Tuesday, November 9, 2010

Taking the Stigma Out of School Lunch

By Ed Bruske
aka The Slow Cook

In addition to the food prescribed by the federal government for subsidized meals--meat, vegetables, grains, milk--many schools offer a wide variety of fast food items on the theory that these will boost sales and help finance struggling food service programs. These foods can be sold "a la carte" or even in vending machines alongside the subsidized meals as long as the proceeds accrue to the school meals program.

Because some students would rather not eat than be singled out as poor, the U.S. Department of Agriculture prohibits schools from requiring special tokens, maintaining separate serving lines or otherwise identifying students who qualify for free or reduced-price meals. Thus, hot meals and a la carte items are intermingled in so-called blended lunch lines. Ideally, cash never changes hands. Instead, students either pay in advance into cafeteria accounts, or are identified by a computer as being entitled to free or reduced-price meals. In Boulder, students simply enter a six-digit personal identification number into a point of sales device when they exit the lunch line, as shown in the photo above.

Two touch pads speed things along

A kitchen employee monitors the transaction on a computer screen, while also checking to make sure that meals contain the necessary components to qualify for federal subsidies. To speed service and shorten lines at the steam tables, Boulder also has installed software that allows two students to check out simultaneously.

The Boulder Valley School District permits students and parents to make quick work of funding their meal accounts using a credit card online.


  1. Ed:

    Can't believe that USDA actually *requires* schools to be discreet since that is so not what is happening in practice.

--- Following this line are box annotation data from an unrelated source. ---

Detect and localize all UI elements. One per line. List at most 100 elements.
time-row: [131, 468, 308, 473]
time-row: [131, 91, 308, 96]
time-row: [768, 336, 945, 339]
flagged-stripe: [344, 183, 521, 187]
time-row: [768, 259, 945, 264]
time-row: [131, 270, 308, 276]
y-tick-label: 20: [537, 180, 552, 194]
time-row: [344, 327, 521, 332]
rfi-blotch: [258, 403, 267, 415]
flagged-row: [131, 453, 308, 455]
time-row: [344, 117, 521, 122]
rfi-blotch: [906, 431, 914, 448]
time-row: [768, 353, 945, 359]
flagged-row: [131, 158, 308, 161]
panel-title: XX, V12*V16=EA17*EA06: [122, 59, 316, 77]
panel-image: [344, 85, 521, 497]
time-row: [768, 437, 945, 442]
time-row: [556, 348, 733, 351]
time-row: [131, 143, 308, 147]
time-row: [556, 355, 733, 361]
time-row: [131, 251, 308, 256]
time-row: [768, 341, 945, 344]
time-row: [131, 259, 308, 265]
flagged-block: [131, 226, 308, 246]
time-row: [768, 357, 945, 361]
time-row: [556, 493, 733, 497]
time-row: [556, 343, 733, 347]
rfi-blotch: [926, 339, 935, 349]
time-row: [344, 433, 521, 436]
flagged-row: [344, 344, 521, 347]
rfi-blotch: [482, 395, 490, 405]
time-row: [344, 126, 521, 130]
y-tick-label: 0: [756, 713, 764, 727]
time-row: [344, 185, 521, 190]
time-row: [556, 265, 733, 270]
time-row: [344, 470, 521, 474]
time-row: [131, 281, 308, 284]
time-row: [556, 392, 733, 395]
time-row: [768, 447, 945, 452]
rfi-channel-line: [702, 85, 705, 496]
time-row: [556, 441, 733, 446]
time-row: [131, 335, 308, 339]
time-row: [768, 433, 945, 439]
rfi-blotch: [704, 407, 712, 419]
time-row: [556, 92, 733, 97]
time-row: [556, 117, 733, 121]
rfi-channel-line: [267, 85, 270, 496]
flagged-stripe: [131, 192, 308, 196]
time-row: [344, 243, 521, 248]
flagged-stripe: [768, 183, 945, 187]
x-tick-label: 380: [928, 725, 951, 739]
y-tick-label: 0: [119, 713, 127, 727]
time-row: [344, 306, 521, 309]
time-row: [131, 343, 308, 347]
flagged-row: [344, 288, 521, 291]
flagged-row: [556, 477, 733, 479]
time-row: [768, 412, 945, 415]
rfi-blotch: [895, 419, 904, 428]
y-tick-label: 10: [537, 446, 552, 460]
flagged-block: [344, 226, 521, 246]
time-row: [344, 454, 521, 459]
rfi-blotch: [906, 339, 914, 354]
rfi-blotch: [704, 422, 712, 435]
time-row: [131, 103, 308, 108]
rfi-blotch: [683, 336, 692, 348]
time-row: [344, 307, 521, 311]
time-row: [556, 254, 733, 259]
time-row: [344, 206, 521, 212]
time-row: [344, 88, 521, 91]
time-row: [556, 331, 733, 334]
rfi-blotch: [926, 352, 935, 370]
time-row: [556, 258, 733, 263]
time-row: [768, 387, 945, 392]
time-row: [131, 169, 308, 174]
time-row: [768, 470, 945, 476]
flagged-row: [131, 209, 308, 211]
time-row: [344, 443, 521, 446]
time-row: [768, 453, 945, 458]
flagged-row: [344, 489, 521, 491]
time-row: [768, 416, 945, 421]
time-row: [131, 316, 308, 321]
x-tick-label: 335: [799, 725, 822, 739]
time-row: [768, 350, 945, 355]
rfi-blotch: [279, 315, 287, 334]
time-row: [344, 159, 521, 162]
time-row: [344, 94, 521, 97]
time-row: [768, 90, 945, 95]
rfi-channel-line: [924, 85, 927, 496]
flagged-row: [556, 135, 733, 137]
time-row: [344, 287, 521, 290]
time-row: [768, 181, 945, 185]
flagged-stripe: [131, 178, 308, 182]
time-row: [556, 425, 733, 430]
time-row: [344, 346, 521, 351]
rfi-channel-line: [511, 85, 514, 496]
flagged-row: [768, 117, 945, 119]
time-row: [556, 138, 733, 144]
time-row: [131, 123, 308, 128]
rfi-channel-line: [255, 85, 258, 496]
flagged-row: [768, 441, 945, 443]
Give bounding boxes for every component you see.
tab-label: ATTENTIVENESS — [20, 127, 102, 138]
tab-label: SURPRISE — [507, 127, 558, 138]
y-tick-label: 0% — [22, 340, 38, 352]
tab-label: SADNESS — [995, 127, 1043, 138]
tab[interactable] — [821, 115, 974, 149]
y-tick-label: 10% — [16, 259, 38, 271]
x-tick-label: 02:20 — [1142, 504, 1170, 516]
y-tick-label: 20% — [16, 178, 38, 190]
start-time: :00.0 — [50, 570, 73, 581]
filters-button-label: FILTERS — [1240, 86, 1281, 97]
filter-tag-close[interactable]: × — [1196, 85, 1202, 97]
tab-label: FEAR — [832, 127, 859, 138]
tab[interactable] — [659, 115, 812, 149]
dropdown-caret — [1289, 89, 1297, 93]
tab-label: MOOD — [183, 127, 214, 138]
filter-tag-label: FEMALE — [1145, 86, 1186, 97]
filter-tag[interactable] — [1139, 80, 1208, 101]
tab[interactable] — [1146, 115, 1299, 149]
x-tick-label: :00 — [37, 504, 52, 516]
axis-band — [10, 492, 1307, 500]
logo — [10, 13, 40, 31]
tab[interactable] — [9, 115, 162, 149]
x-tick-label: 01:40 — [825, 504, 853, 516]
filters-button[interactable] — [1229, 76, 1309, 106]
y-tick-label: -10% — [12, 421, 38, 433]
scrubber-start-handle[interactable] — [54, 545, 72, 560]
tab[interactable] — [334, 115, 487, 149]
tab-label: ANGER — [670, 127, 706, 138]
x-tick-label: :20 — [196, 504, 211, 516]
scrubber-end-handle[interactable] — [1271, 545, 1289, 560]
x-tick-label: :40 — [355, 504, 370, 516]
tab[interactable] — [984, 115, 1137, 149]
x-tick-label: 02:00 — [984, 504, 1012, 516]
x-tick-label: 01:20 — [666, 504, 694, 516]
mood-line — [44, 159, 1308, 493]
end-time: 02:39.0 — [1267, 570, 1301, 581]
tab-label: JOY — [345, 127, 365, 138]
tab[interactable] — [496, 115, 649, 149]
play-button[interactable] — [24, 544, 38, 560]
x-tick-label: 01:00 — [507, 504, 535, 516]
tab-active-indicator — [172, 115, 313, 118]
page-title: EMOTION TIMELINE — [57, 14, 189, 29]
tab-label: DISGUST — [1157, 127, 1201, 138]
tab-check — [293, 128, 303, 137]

    Eg. a very new middle school here has two distinct lines and counters, one for a la carte, one for subsidized. It couldn't be more likely to create stigma. Can you point me to the UDSA reg on that point? If not, I can google around to find it.


  2. Bettina, I went back and looked for that reg and couldn't find it. I was sure I'd read it in the USDA rulebook. But until we settle that, I've removed the offending passage.

  3. I am excited to see you doing this series! I actually visited BVSD last month to learn more about the accomplishments there. I was struck by the struggles that they are encountering re: low participation. Deb McCormick explained to me that a big roadblock to increasing parent buy-in is the insufficient time for lunch. Getting students through the lunch line and processed through the POS system eats up the majority of their lunch period leaving them little time to eat. Parents have said that they rather pack a lunch so they know their child will have time to eat. Its frustrating . . .

  4. Lisa, when they served tacos as Casey Middle School they had to extend the lunch hour because it's so popular. But they were also missing one of their servers. They had two service lines, but it still took a long time. I think it was just the slowness of making the plates. But I did hear that in Boulder--issues with lines and not enough time for lunch. I also think they only had 20 minutes for lunch scheduled, but that may vary from school to school. So it's not just service in the cafeteria, it's also decisions made by the school about how much time they want to allocate for lunch.

  5. Yes, lunch periods are always a school admin decision and not a food service one. In my experience I've learned that school schedules are nearly impossible to change, particularly for reasons relating to lunch. Lunch periods are most commonly the place time is taken from.

    I observed a BVSD elementary school baked ziti lunch. This type of meal allowed for speedy service. The young students were able to take their time and enjoy the beautiful salad bar!